Os Maçons, em Loja reunidos, devem continuar na operação dos milagres, prosseguir no trabalho das grandes transformações, pois ela se constitui no mais propício dos ambientes a que o homem-maçom, não só contribua para a construção da fraternidade a que a Ordem se propõe, mas também e sobretudo desperte para o seu crescente aperfeiçoamento pessoal, para ser digno de seu destino, o “Templo de Deus”. (14)
Conversas com o Mestre Xico, que não esqueço, tanto sobre o seu “bom combate” em “A Descristianização da Maçonaria”, como em uma tentativa de lhe justificar a razão por que teria sido da melhor geometria a resposta à autoridade, colocando a Loja Maçônica sob o Pórtico do Templo de Salomão, onde se operavam os milagres.
 
Notas:
 
(1) A Descristianização da Maçonaria, Xico Trolha, Editora A Trolha, Londrina, dez/1997.
(2) Obra citada, página 43
(3) Obra citada, página 44.
(4) Obra citada, página 44.
(5) Quinta instrução, pág 119 do Ritual do 1º Grau, REAA, editado pelo GOIPE, 1993. Texto “Por que a maçonaria combate a ignorância? Porque é a mães de todos os vícios e seu princípio é nada saber; saber mal o que deve saber certo; e saber coisas outras além do que do que deve saber”.
(6) Atos dos Apóstolos, Cap 3 versículo 11, e Cap 5 versículo 12
(7) Foi usada a Bíblia Sagrada, edição ecumênica Barsa, tradução do padre Antonio Pereira de Figueiredo e notas de Dom José Alberto de Castro Pinto. O dicionário é das páginas 102 e 103 do Novo Testamento da edição. E a exegese tomou como base as “Instruções Ecumênicas” das páginas Ixii e Ixiii.
(8) Lucas: Cap 7 versiculo 50.
(9) Atos: Cap 9 e versículos, em especial versículos 20, 21 e 22.
(10) Ad maiora natus sum (nasci para as coisas melhores. Divisa de Stanislau Kostika, bisco de Cracóvia, santo da Igreja Católica Apostólica Romana.
(11) Castellani, Análise da Constituição de Anderson, página 52, edição A Trolha, 1995.

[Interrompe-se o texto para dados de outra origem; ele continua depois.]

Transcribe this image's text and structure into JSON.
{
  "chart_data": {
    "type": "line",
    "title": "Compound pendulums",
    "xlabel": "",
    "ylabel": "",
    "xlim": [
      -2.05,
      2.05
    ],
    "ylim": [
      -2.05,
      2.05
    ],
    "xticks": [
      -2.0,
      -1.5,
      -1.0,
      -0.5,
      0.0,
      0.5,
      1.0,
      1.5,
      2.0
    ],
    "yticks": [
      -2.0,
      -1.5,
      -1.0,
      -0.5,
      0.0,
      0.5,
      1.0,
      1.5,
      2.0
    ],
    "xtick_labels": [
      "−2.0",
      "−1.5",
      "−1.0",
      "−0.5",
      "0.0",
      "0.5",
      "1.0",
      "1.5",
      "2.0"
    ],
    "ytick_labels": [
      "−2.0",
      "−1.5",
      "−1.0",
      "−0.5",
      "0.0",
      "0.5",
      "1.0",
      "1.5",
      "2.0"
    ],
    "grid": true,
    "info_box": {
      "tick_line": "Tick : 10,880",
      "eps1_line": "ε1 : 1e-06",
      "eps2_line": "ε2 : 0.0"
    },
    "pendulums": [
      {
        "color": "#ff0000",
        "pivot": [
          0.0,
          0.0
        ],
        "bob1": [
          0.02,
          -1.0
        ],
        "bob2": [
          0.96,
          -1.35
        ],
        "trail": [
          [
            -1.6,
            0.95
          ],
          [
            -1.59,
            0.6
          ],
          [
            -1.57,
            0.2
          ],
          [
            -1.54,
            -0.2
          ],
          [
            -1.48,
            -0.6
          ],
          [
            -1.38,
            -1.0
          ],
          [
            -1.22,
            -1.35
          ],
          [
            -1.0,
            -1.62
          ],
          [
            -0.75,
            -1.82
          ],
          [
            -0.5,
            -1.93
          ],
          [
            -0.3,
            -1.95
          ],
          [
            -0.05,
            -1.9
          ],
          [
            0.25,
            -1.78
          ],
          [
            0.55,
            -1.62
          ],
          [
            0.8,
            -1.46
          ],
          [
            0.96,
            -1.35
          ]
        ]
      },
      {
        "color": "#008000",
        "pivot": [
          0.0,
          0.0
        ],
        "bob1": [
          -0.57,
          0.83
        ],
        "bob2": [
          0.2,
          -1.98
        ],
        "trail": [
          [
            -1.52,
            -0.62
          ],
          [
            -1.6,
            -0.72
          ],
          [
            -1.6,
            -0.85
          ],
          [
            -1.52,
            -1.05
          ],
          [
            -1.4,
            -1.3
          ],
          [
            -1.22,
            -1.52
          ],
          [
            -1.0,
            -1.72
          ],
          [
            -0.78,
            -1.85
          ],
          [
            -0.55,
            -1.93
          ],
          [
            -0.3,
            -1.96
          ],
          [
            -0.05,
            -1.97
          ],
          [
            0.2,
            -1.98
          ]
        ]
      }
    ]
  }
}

(12) Três foram os Templos erigidos em Jerusalém. O 1º foi o de Salomão, concluído em 986 a.C., e destruído em 586 a.C., quando Nabucodonozor II conquistou a cidade. O 2º Templo foi o de Zorobabel, cujas obras se iniciaram em 538 a.C., ao término do exílio dos Hebreus na Babilônia. O 3º é atribuído Herodes Magna que mandou destruir o Templo de Zorobabel em 19 a.C., quando começou a construir um outro que foi destruído, de ordem de Roma, no ano 70 d.C. Todos os três Templos foram erigidos no mesmo local do monte Moriá, parte oriental de Jerusalém, onde, segundo reza a tradição, Abraão teria ido sacrificar seu filho Isaac. No lugar, foi construída a Mesquita de Omar.
(13) Castellani, A Maçonaria e sua Herança Hebraica, página 107, edição A Trolha, 1993. E A Descristianização da Maçonaria (Xico Trolha), páginas 29 e 30, obra citada.
(14) I Coríntios: Cap 5 versículo 19 e I Epístola de Pedro: Cap 2 versículo 5.